Lake Rotoehu is located on SH 30 between Lake Rotoiti and Lake Rotoma. The lake has a total area of 800 ha and a catchment of 4710 ha. The catchment is around a third forestry, pastoral farming and native bush. The average depth of the lake is 8 metres and the deepest point of the lake is 13 metres.
Lake was formed around 8500 years ago and it has no surface outlet. The discharge from the lake is via groundwater - flowing towards a northerly direction. The historical meaning of Rotoehu, "turbid or murky" water, implies that the lake may never have been clear. The water quality remained fairly stable until 1993 when the level of nutrients and algae rose dramatically. This was attributed to a drop in the water level and a warm summer. It is a shallow lake with geothermal inputs, and nutrient levels remain high.

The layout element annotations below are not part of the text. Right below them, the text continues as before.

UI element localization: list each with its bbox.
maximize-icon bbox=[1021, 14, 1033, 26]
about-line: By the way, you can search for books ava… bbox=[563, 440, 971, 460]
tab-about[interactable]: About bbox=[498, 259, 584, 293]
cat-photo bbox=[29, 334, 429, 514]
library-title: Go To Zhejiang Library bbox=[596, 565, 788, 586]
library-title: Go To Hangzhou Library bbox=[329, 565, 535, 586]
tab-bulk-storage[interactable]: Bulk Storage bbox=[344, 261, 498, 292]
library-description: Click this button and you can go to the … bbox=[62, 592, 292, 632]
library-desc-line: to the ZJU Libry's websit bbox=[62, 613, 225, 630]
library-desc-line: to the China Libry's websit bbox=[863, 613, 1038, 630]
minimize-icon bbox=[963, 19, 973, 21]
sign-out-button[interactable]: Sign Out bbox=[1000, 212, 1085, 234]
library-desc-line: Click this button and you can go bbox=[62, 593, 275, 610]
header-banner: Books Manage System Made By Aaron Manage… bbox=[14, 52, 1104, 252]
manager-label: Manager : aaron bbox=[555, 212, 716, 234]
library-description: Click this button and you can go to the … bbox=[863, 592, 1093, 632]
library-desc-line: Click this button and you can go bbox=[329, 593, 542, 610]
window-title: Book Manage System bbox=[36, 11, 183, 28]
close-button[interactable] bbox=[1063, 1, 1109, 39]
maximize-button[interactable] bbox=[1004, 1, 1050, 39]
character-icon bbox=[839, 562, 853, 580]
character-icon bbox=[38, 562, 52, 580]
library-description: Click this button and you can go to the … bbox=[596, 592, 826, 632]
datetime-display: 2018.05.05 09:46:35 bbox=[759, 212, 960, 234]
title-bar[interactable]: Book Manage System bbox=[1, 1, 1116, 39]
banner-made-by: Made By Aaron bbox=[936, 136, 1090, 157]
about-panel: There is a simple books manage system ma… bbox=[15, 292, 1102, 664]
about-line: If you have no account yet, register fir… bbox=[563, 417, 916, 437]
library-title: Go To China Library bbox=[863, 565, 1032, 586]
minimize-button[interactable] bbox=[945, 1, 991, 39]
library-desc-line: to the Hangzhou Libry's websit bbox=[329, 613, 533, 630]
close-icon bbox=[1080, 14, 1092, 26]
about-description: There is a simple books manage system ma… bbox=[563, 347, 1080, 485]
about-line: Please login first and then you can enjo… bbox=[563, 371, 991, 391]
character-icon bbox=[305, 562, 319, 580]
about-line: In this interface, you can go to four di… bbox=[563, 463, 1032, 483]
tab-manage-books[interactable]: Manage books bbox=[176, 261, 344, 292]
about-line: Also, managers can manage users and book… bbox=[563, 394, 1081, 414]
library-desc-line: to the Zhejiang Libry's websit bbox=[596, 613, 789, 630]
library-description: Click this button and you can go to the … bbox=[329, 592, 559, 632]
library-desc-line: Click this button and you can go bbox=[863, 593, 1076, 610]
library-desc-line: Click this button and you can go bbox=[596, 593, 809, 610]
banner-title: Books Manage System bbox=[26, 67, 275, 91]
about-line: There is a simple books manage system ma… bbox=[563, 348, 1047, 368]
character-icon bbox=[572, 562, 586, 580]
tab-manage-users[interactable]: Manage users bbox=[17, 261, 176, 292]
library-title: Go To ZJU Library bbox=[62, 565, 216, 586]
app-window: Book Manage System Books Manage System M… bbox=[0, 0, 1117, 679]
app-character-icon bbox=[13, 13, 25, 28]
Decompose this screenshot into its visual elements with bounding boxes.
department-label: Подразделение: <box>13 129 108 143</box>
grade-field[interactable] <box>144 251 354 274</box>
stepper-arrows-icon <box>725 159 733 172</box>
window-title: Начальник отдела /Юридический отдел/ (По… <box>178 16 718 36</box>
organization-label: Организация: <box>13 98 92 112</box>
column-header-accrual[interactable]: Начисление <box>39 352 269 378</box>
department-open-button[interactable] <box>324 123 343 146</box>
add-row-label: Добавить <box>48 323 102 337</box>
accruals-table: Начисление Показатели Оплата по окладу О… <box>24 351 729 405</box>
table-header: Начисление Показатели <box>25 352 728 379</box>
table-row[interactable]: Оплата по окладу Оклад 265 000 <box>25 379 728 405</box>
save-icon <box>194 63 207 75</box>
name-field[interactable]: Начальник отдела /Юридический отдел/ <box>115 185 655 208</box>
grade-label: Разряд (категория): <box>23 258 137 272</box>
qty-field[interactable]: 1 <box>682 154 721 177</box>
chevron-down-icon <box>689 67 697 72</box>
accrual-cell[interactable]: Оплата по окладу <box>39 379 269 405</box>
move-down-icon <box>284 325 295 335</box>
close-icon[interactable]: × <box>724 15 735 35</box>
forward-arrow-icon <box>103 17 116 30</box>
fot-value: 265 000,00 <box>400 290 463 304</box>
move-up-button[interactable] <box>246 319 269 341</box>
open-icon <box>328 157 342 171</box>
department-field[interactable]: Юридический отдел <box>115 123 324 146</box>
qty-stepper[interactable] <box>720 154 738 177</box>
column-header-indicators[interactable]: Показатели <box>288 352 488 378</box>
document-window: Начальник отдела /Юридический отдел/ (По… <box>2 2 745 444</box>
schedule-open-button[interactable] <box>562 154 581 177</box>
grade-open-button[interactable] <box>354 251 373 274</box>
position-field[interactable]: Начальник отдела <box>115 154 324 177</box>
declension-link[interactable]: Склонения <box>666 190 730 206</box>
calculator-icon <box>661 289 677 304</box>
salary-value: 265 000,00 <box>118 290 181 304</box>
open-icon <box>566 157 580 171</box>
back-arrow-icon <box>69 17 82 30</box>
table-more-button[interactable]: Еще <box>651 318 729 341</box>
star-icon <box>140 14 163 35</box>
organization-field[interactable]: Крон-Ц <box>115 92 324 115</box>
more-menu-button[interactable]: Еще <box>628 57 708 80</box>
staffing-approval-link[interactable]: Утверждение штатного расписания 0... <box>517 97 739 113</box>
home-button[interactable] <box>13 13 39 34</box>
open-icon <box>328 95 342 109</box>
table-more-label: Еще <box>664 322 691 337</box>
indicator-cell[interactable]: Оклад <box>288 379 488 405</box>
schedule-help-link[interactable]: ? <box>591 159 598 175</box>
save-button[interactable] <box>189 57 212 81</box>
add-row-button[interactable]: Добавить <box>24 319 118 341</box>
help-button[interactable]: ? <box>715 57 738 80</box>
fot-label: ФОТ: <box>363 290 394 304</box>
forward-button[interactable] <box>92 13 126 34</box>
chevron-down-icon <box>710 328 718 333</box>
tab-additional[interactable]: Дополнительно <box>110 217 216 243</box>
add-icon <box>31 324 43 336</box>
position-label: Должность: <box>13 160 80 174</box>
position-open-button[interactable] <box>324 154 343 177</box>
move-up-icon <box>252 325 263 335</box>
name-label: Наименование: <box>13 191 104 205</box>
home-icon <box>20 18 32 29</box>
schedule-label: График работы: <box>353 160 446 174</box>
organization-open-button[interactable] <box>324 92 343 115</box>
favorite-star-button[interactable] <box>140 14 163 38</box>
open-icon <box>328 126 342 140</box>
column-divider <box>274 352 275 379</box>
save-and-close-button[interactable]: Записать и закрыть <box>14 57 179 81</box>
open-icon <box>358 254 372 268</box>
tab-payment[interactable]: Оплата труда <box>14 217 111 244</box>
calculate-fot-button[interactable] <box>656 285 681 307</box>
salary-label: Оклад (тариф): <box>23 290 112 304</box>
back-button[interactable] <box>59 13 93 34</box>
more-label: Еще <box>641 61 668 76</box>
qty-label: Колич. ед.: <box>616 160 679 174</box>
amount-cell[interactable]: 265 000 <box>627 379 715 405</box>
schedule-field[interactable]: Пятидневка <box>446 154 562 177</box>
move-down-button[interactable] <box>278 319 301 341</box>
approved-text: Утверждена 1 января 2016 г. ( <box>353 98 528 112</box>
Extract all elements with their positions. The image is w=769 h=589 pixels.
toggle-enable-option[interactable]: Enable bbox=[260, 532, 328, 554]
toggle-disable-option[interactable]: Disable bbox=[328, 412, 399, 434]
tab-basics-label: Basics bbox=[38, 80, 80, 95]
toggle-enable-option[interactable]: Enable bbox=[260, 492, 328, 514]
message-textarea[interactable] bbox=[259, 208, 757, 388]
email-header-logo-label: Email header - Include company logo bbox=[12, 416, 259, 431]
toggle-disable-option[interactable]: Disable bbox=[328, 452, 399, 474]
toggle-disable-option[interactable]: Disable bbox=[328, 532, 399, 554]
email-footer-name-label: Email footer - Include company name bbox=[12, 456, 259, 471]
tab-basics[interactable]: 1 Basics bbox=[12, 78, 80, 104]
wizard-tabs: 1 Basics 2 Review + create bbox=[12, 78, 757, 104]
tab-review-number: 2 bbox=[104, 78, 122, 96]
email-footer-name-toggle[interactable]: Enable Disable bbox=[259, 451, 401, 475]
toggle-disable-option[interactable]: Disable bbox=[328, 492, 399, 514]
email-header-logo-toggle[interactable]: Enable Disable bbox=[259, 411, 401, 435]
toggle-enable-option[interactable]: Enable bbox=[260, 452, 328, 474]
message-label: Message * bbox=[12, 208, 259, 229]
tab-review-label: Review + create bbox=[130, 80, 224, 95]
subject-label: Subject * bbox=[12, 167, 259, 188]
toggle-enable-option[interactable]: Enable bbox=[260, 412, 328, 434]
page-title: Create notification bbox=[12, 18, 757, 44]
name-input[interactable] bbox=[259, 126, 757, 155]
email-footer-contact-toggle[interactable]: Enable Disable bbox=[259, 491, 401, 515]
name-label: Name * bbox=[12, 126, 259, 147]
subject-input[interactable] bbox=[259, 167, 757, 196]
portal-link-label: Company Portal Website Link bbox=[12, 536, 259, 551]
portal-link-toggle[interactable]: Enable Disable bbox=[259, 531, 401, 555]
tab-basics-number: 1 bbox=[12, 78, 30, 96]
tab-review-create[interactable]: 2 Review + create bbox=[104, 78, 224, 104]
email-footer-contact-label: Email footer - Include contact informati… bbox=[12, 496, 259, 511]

In the 1960s, lake researchers noted that the algal production in the lake was occasionally sufficient to cause algal blooms to develop . This is an indication that Lake Rotoehu was nutrient enriched to probably a mesotrophic state about this time. Water clarity was reduced by about one metre, and the oxygen content in the bottom waters dropped to low levels in summer, into the 1970s . This water quality change reflected the land use changes in the catchment over these decades from native bush and scrub to pasture.
The small communities around Otautu Bay, Kennedy Bay and the rest of the community have a very strong affinity with the lake. Most lake use is by local residents, particularly boating and fishing. These communities are saddened by the algal blooms and hornwort infestations that have plagued the lake since 1993. While local residents are willing to help with restoration of the lake, they believe Environment Bay of Plenty needs to focus and direct efforts to fix up their lake and return it to pre-1993 or better water quality.
Water quality in Lake Rotoehu sitting above its target TLI. While actions over the last few years including phosphorus locking and weed harvesting have been taken there is still more work to be done.